Dave Llorens, CEO of One Block Off the Grid, wrote on the Huffington Post that “the government made an investment mistake; Solyndra was not a good business.” To prevent such a loss of taxpayer money in the future, said Llorens, “we need to approach it like investors in the private sector who know their way around evaluating cleantech investments rather than doling out money to the first in line.”
Another factor is the creation of new and better paying jobs. The Brookings Institution found that “[t]he clean economy offers more opportunities and better pay for low- and middle-skilled workers than the national economy as a whole. Median wages in the clean economy—meaning those in the middle of the distribution—are 13% higher than median U.S. wages.
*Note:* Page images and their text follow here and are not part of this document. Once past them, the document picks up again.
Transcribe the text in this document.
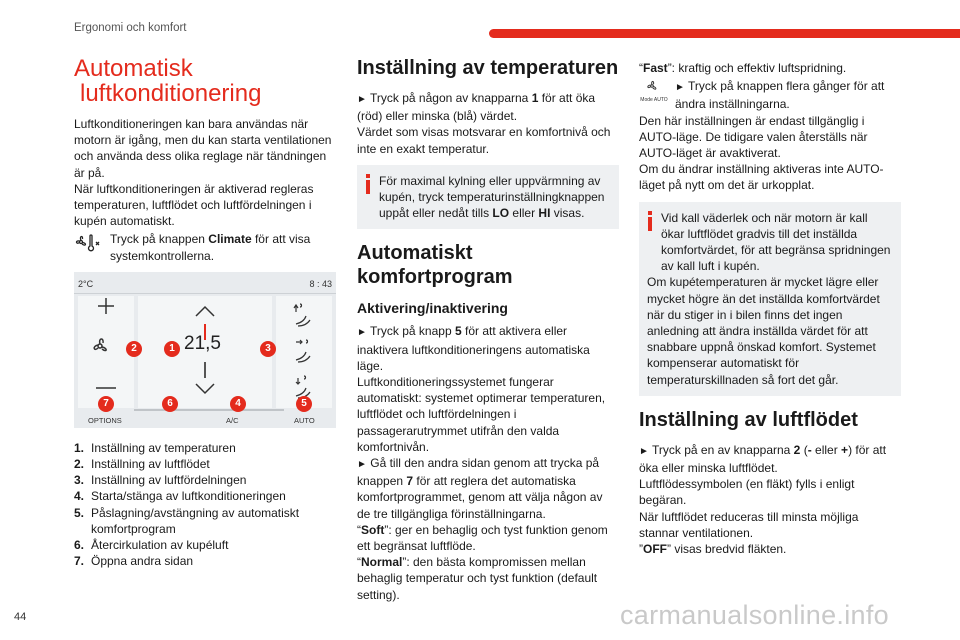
Ergonomi och komfort
Automatisk
luftkonditionering

Luftkonditioneringen kan bara användas när motorn är igång, men du kan starta ventilationen och använda dess olika reglage när tändningen är på.

När luftkonditioneringen är aktiverad regleras temperaturen, luftflödet och luftfördelningen i kupén automatiskt.

Tryck på knappen Climate för att visa systemkontrollerna.
2°C	8 : 43
21,5
OPTIONS	A/C	AUTO
1
2	3
4	5
6
7
1. Inställning av temperaturen
2. Inställning av luftflödet
3. Inställning av luftfördelningen
4. Starta/stänga av luftkonditioneringen
5. Påslagning/avstängning av automatiskt komfortprogram
6. Återcirkulation av kupéluft
7. Öppna andra sidan
Inställning av temperaturen

► Tryck på någon av knapparna 1 för att öka (röd) eller minska (blå) värdet.

Värdet som visas motsvarar en komfortnivå och inte en exakt temperatur.

För maximal kylning eller uppvärmning av kupén, tryck temperaturinställningknappen uppåt eller nedåt tills LO eller HI visas.

Automatiskt komfortprogram
Aktivering/inaktivering

► Tryck på knapp 5 för att aktivera eller inaktivera luftkonditioneringens automatiska läge.

Luftkonditioneringssystemet fungerar automatiskt: systemet optimerar temperaturen, luftflödet och luftfördelningen i passagerarutrymmet utifrån den valda komfortnivån.

► Gå till den andra sidan genom att trycka på knappen 7 för att reglera det automatiska komfortprogrammet, genom att välja någon av de tre tillgängliga förinställningarna.

“Soft”: ger en behaglig och tyst funktion genom ett begränsat luftflöde.

“Normal”: den bästa kompromissen mellan behaglig temperatur och tyst funktion (default setting).

“Fast”: kraftig och effektiv luftspridning.

Mode AUTO
► Tryck på knappen flera gånger för att ändra inställningarna.

Den här inställningen är endast tillgänglig i AUTO-läge. De tidigare valen återställs när AUTO-läget är avaktiverat.

Om du ändrar inställning aktiveras inte AUTO-läget på nytt om det är urkopplat.

Vid kall väderlek och när motorn är kall ökar luftflödet gradvis till det inställda komfortvärdet, för att begränsa spridningen av kall luft i kupén.

Om kupétemperaturen är mycket lägre eller mycket högre än det inställda komfortvärdet när du stiger in i bilen finns det ingen anledning att ändra inställda värdet för att snabbare uppnå önskad komfort. Systemet kompenserar automatiskt för temperaturskillnaden så fort det går.

Inställning av luftflödet

► Tryck på en av knapparna 2 (- eller +) för att öka eller minska luftflödet.

Luftflödessymbolen (en fläkt) fylls i enligt begäran.

När luftflödet reduceras till minsta möjliga stannar ventilationen.

”OFF” visas bredvid fläkten.

44	carmanualsonline.info
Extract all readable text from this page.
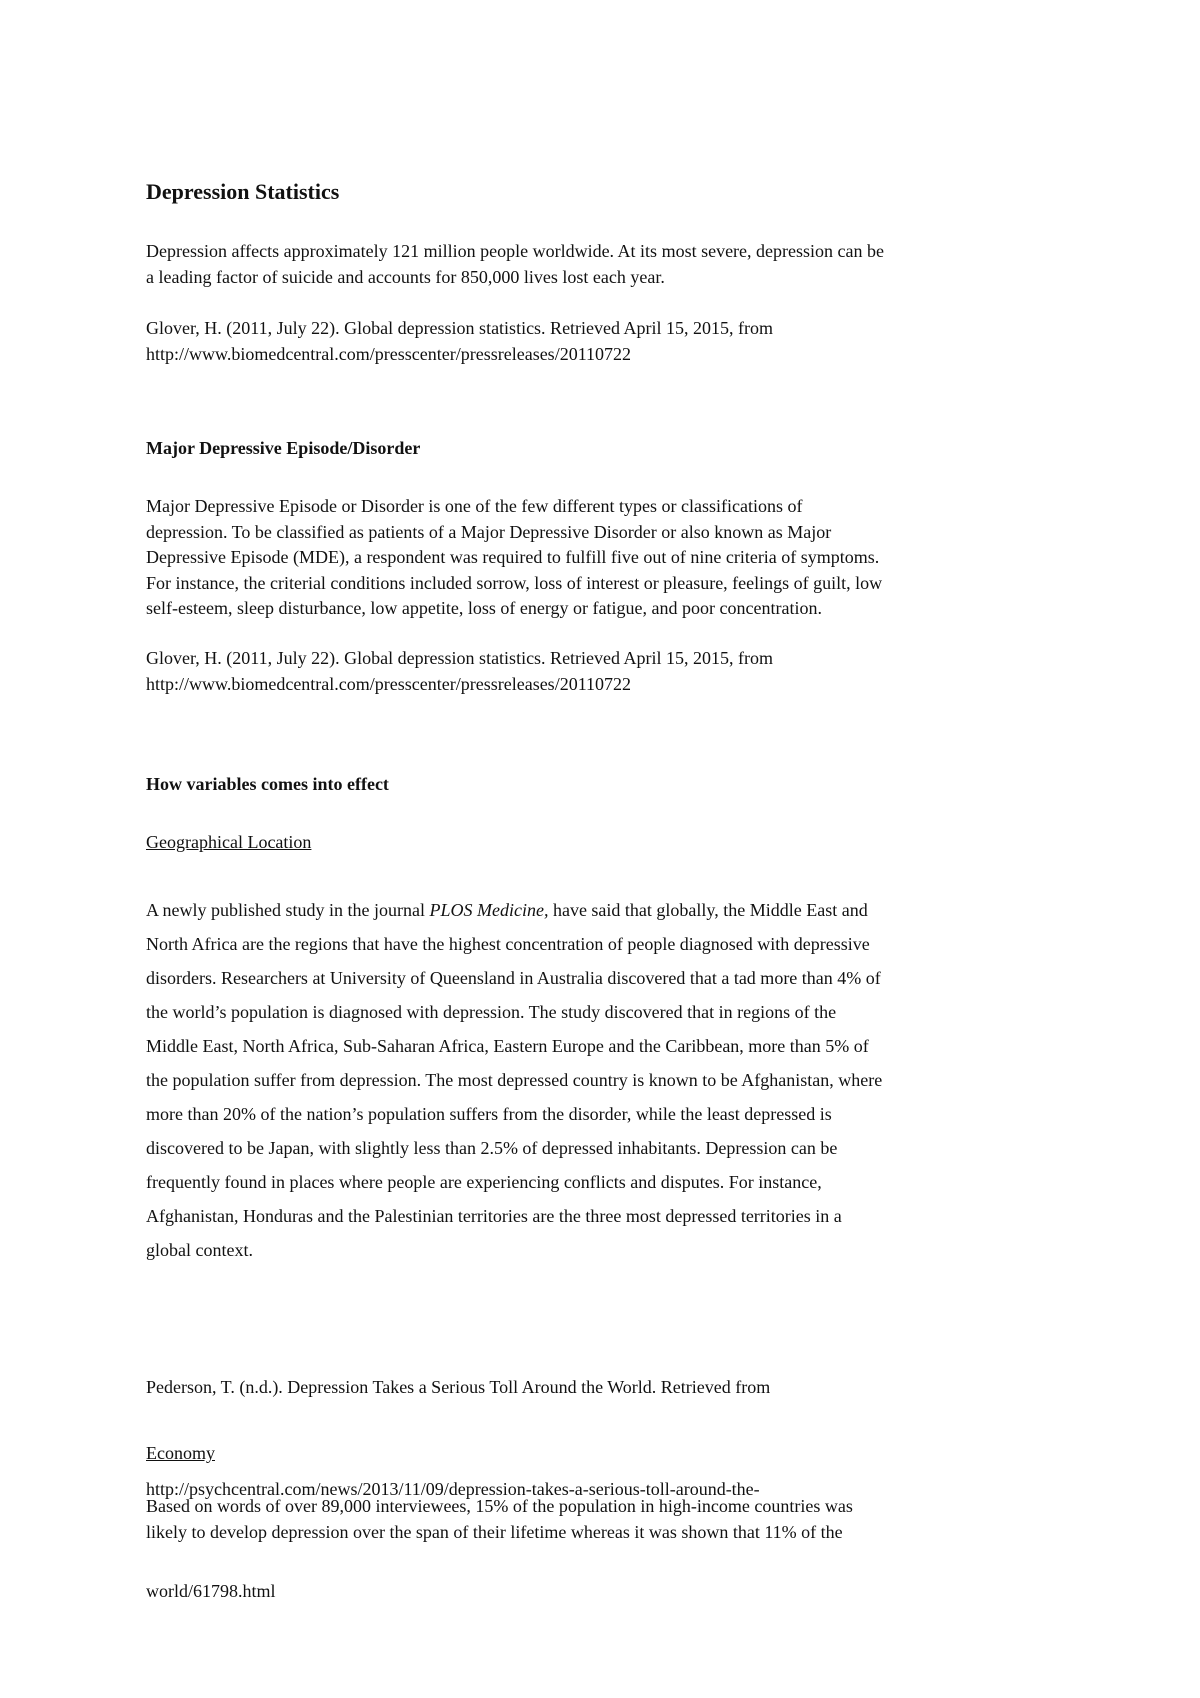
Depression Statistics

Depression affects approximately 121 million people worldwide. At its most severe, depression can be
a leading factor of suicide and accounts for 850,000 lives lost each year.

Glover, H. (2011, July 22). Global depression statistics. Retrieved April 15, 2015, from
http://www.biomedcentral.com/presscenter/pressreleases/20110722

Major Depressive Episode/Disorder

Major Depressive Episode or Disorder is one of the few different types or classifications of
depression. To be classified as patients of a Major Depressive Disorder or also known as Major
Depressive Episode (MDE), a respondent was required to fulfill five out of nine criteria of symptoms.
For instance, the criterial conditions included sorrow, loss of interest or pleasure, feelings of guilt, low
self-esteem, sleep disturbance, low appetite, loss of energy or fatigue, and poor concentration.

Glover, H. (2011, July 22). Global depression statistics. Retrieved April 15, 2015, from
http://www.biomedcentral.com/presscenter/pressreleases/20110722

How variables comes into effect

Geographical Location

A newly published study in the journal PLOS Medicine, have said that globally, the Middle East and
North Africa are the regions that have the highest concentration of people diagnosed with depressive
disorders. Researchers at University of Queensland in Australia discovered that a tad more than 4% of
the world’s population is diagnosed with depression. The study discovered that in regions of the
Middle East, North Africa, Sub-Saharan Africa, Eastern Europe and the Caribbean, more than 5% of
the population suffer from depression. The most depressed country is known to be Afghanistan, where
more than 20% of the nation’s population suffers from the disorder, while the least depressed is
discovered to be Japan, with slightly less than 2.5% of depressed inhabitants. Depression can be
frequently found in places where people are experiencing conflicts and disputes. For instance,
Afghanistan, Honduras and the Palestinian territories are the three most depressed territories in a
global context.

Pederson, T. (n.d.). Depression Takes a Serious Toll Around the World. Retrieved from

http://psychcentral.com/news/2013/11/09/depression-takes-a-serious-toll-around-the-

world/61798.html

Economy

Based on words of over 89,000 interviewees, 15% of the population in high-income countries was
likely to develop depression over the span of their lifetime whereas it was shown that 11% of the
Yet a disproportionate percentage of jobs in the clean economy are staffed by workers with relatively little formal education in moderately well-paying ‘green collar’ occupations.”
Steve Vassallo, general partner at Foundation Capital, had written for Forbes in January, before the bankruptcies, that although venture capital investment was substantially down in solar it was “one of the brightest opportunities still on the horizon.” Why? Because of new models of financing that could make residential solar “a practical and profitable business reality:” a solar power purchase agreement (PPA). Through a PPA, a homeowner no longer has to foot the upfront bill for installation of a solar power system, putting such systems within reach of anyone with a sound credit rating.
The need for private solar energy systems is even stimulating a new derivative: bundled solar leases. Although it remains to be seen whether that is an investing arena that will pay its owners dividends, the solar leases that are to be bundled, according to a Forbes report, are those of lessees with strong credit ratings—unlike the bundled mortgage securities that sent the economy lurching down the road to recession.